Habit 2: Stay ahead of the game
Effective digital teams are organized and operate ahead of schedule. Rather than constantly chasing (or missing) deadlines, they get the bulk of their work done ahead of schedule. They enjoy the flexibility to test and tweak, respond to real-time needs and opportunities, and continually develop creative new strategies.
Technology that supports pre-schedules deployments and rollbacks allows teams to confidently set-it-and-forget-it. Seek out innovative ecommerce tools that allow your team members to prepare, manage, and launch site updates in advance.
Habit 3: Do more with less
Modern commerce technology turns the non-technical business user into a triple-threat unicorn — a marketer, designer and advanced coder in one, allowing them to do it all without IT. Even when business users possess HTML or CSS skills, eliminating the coding process helps them get far more done in less time.
Leveled-up business users organize and deploy comprehensive site updates and move from idea to execution with rapid speed. Your core ecommerce tools should be comprehensive enough to deliver what you need: commerce, content, search and insights.
Habit 4: Forget staging
Efficient commerce teams cut the middleman between their strategic vision and the customer experience. They don’t wait for IT to bring Marketing’s plan to life on a separate server or risk that anything may fail in the push to production.
Instead, they take advantage of live preview capabilities within their own admin and thoroughly QA the form and functionality across pages and screen sizes, instantly.
Live previews within ecommerce platforms eliminate the unhappy surprises (and unhappy customers) that can result from staging-to-production mishaps. Why invite more hiccups into your process?

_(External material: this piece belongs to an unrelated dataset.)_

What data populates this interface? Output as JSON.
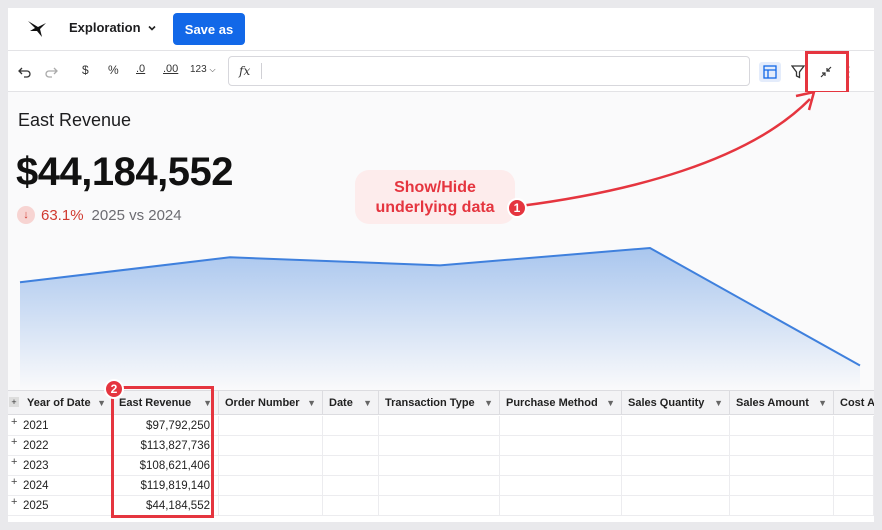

Habit 5: Seize timely opportunities
When site administrators have full control of the ecommerce experience at their fingertips, they can be responsive to customer behavior, social trends, and competitors’ moves in real time. Reacting to shifts, wherever their source, is an advantage for merchants looking to separate themselves from the pack.
If customers are buying up a specific item, feature it on your home page or within a category or in your email marketing.

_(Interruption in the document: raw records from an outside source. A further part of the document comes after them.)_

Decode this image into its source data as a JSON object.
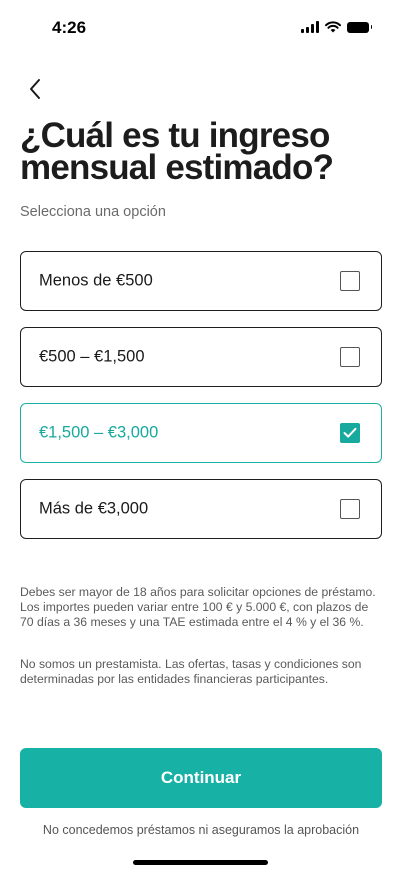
{
  "status_bar": {
    "time": "4:26"
  },
  "header": {
    "title": "¿Cuál es tu ingreso mensual estimado?",
    "subtitle": "Selecciona una opción"
  },
  "options": [
    {
      "label": "Menos de €500",
      "selected": false
    },
    {
      "label": "€500 – €1,500",
      "selected": false
    },
    {
      "label": "€1,500 – €3,000",
      "selected": true
    },
    {
      "label": "Más de €3,000",
      "selected": false
    }
  ],
  "disclaimer": {
    "paragraph_1": "Debes ser mayor de 18 años para solicitar opciones de préstamo. Los importes pueden variar entre 100 € y 5.000 €, con plazos de 70 días a 36 meses y una TAE estimada entre el 4 % y el 36 %.",
    "paragraph_2": "No somos un prestamista. Las ofertas, tasas y condiciones son determinadas por las entidades financieras participantes."
  },
  "cta": {
    "label": "Continuar"
  },
  "footnote": "No concedemos préstamos ni aseguramos la aprobación",
  "colors": {
    "accent": "#18b1a6",
    "text": "#1a1a1a",
    "muted": "#6b6b6b"
  },
  "icons": {
    "back": "chevron-left-icon",
    "check": "checkmark-icon"
  }
}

Habit 6: Go home on time and sleep through the night
Highly effective commerce teams never scramble at the eleventh hour. They’re cool, calm and collected because they’re confident their site updates will publish exactly when they should. Automating promotions and sitewide changes saves time so teams aren’t staying awake until midnight to press publish.

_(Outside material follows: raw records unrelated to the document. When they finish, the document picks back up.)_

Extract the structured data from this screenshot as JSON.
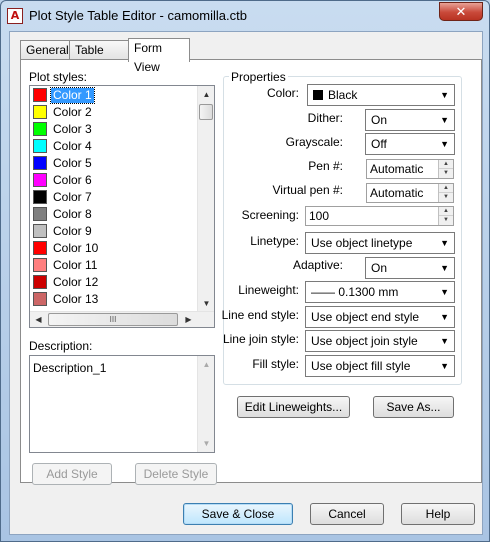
{
  "window": {
    "title": "Plot Style Table Editor - camomilla.ctb",
    "close_glyph": "✕",
    "app_icon_glyph": "A"
  },
  "tabs": [
    {
      "label": "General"
    },
    {
      "label": "Table View"
    },
    {
      "label": "Form View",
      "active": true
    }
  ],
  "plot_styles": {
    "label": "Plot styles:",
    "selected": "Color 1",
    "items": [
      {
        "label": "Color 1",
        "color": "#ff0000"
      },
      {
        "label": "Color 2",
        "color": "#ffff00"
      },
      {
        "label": "Color 3",
        "color": "#00ff00"
      },
      {
        "label": "Color 4",
        "color": "#00ffff"
      },
      {
        "label": "Color 5",
        "color": "#0000ff"
      },
      {
        "label": "Color 6",
        "color": "#ff00ff"
      },
      {
        "label": "Color 7",
        "color": "#000000"
      },
      {
        "label": "Color 8",
        "color": "#808080"
      },
      {
        "label": "Color 9",
        "color": "#c0c0c0"
      },
      {
        "label": "Color 10",
        "color": "#ff0000"
      },
      {
        "label": "Color 11",
        "color": "#ff7f7f"
      },
      {
        "label": "Color 12",
        "color": "#cc0000"
      },
      {
        "label": "Color 13",
        "color": "#cc6666"
      }
    ],
    "scroll_glyphs": {
      "up": "▲",
      "down": "▼",
      "left": "◀",
      "right": "▶",
      "grip": "III"
    }
  },
  "description": {
    "label": "Description:",
    "value": "Description_1"
  },
  "list_buttons": {
    "add_style": "Add Style",
    "delete_style": "Delete Style"
  },
  "properties": {
    "group_title": "Properties",
    "color": {
      "label": "Color:",
      "value": "Black",
      "swatch": "#000000"
    },
    "dither": {
      "label": "Dither:",
      "value": "On"
    },
    "grayscale": {
      "label": "Grayscale:",
      "value": "Off"
    },
    "pen": {
      "label": "Pen #:",
      "value": "Automatic"
    },
    "virtual_pen": {
      "label": "Virtual pen #:",
      "value": "Automatic"
    },
    "screening": {
      "label": "Screening:",
      "value": "100"
    },
    "linetype": {
      "label": "Linetype:",
      "value": "Use object linetype"
    },
    "adaptive": {
      "label": "Adaptive:",
      "value": "On"
    },
    "lineweight": {
      "label": "Lineweight:",
      "value": "—— 0.1300 mm"
    },
    "line_end": {
      "label": "Line end style:",
      "value": "Use object end style"
    },
    "line_join": {
      "label": "Line join style:",
      "value": "Use object join style"
    },
    "fill": {
      "label": "Fill style:",
      "value": "Use object fill style"
    }
  },
  "action_buttons": {
    "edit_lineweights": "Edit Lineweights...",
    "save_as": "Save As..."
  },
  "footer_buttons": {
    "save_close": "Save & Close",
    "cancel": "Cancel",
    "help": "Help"
  },
  "glyphs": {
    "dropdown": "▼",
    "spin_up": "▲",
    "spin_down": "▼"
  }
}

“We’ve always pre-planned Releases because obviously neither myself nor any of my staff wants to get up in the middle of the night to shut off a promo has to go up at 3:00 AM or switch out our home pages based on a promotional period or a holiday.”
Lisa Dominish, Ecommerce Director at Rachel Roy
Life’s too short to worry about performance and stability during a predicted or unexpected traffic spike. A scalable ecommerce platform lets teams babysit their analytics, not their uptime.